Add output validation before storage. Even basic checks — is the JSON valid? Is the output longer than 200 characters? Does it contain the expected fields? — catch a surprising amount of garbage before it propagates downstream.
Make sibling work visible. A shared key-value store scoped to the current project, where agents write summaries of what they’ve found, gives every subsequent agent a chance to avoid redundant work. Start simple: URL-level dedup across siblings.

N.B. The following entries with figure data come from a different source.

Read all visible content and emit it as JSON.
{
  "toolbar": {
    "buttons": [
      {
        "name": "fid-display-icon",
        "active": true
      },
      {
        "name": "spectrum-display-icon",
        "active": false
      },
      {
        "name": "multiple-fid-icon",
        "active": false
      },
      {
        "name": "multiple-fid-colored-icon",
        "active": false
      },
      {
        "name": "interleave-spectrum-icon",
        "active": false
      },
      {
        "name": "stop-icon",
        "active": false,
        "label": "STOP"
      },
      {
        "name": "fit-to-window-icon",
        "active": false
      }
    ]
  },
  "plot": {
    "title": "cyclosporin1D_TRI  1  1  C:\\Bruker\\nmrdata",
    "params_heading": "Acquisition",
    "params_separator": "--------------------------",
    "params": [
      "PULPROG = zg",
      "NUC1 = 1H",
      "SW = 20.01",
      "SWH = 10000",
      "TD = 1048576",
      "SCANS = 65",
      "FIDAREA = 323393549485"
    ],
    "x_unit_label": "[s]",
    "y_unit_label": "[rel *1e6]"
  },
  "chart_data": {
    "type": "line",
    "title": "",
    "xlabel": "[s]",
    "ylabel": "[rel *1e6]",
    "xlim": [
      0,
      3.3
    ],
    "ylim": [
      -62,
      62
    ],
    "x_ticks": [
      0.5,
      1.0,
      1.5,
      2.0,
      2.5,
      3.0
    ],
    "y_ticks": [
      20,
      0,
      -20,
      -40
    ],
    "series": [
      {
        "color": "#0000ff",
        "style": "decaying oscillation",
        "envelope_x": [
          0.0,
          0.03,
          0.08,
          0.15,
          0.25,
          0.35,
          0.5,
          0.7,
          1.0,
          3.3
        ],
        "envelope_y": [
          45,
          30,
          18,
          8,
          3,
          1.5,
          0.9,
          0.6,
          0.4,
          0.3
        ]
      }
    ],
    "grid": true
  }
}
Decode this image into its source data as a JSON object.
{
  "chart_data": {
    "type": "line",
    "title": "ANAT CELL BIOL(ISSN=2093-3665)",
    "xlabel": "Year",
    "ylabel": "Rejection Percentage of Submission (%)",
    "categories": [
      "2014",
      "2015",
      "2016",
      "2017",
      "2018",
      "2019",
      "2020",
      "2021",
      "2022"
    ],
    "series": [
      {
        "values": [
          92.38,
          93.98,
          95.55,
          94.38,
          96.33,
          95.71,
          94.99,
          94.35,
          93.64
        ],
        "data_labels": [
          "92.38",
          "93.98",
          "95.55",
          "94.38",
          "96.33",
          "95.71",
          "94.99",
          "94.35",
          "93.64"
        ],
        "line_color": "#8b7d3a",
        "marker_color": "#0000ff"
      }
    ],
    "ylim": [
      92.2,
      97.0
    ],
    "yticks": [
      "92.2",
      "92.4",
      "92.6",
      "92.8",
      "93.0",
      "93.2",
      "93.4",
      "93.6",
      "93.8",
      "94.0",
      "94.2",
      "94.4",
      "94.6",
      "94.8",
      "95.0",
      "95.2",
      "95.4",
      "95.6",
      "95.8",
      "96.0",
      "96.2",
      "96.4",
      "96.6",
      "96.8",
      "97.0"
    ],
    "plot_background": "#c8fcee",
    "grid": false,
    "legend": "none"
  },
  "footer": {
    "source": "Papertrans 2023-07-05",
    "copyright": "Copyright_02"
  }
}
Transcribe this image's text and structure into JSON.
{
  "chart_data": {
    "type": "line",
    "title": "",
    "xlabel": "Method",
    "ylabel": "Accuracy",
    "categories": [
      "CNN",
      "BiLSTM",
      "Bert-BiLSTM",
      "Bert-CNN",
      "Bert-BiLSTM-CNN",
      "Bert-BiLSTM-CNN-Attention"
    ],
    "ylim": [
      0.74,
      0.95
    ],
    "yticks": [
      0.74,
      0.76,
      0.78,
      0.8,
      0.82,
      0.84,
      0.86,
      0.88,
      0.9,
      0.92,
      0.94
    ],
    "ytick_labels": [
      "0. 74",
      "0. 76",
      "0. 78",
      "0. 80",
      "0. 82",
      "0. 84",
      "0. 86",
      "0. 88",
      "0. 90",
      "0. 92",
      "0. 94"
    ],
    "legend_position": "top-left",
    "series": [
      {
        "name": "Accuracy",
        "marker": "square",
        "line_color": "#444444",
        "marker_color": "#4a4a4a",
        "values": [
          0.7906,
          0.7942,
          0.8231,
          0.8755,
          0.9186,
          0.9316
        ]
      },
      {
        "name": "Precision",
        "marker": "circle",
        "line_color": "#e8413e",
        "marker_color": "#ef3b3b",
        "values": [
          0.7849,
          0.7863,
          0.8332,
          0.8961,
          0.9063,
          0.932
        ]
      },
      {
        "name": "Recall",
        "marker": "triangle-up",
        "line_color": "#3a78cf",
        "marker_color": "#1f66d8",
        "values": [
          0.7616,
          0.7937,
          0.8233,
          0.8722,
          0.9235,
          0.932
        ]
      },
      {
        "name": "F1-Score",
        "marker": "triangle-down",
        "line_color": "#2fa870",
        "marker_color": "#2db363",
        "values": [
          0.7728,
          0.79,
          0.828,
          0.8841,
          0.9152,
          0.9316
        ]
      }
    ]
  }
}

Build a salvage path. When a project fails, don’t throw away everything. Walk the graph, collect completed outputs, and generate a partial report with noted gaps. A partial answer is almost always more useful than no answer.
Add quality signals to your routing. You don’t need an LLM to assess output quality. Simple heuristics — length, citation count, keyword detection for “no results” or “insufficient data” — give your coordinator enough signal to make smarter dispatch decisions.
Read the BIGMAS paper. The implementation is narrowly scoped to small-scale puzzles, but the architectural patterns — global workspace, content-aware routing, structured validation — are generalizable. Figure 2 (the workspace schema) and Section 4.2 (the Orchestrator) are worth the most time.
Question your graph topology. Are you using DAGs because they’re right for your problem, or because they’re simpler to implement? Some research tasks genuinely benefit from iterative refinement loops. Others need pure breadth-first exploration. Match the structure to the problem — that’s the GraphDesigner’s core insight.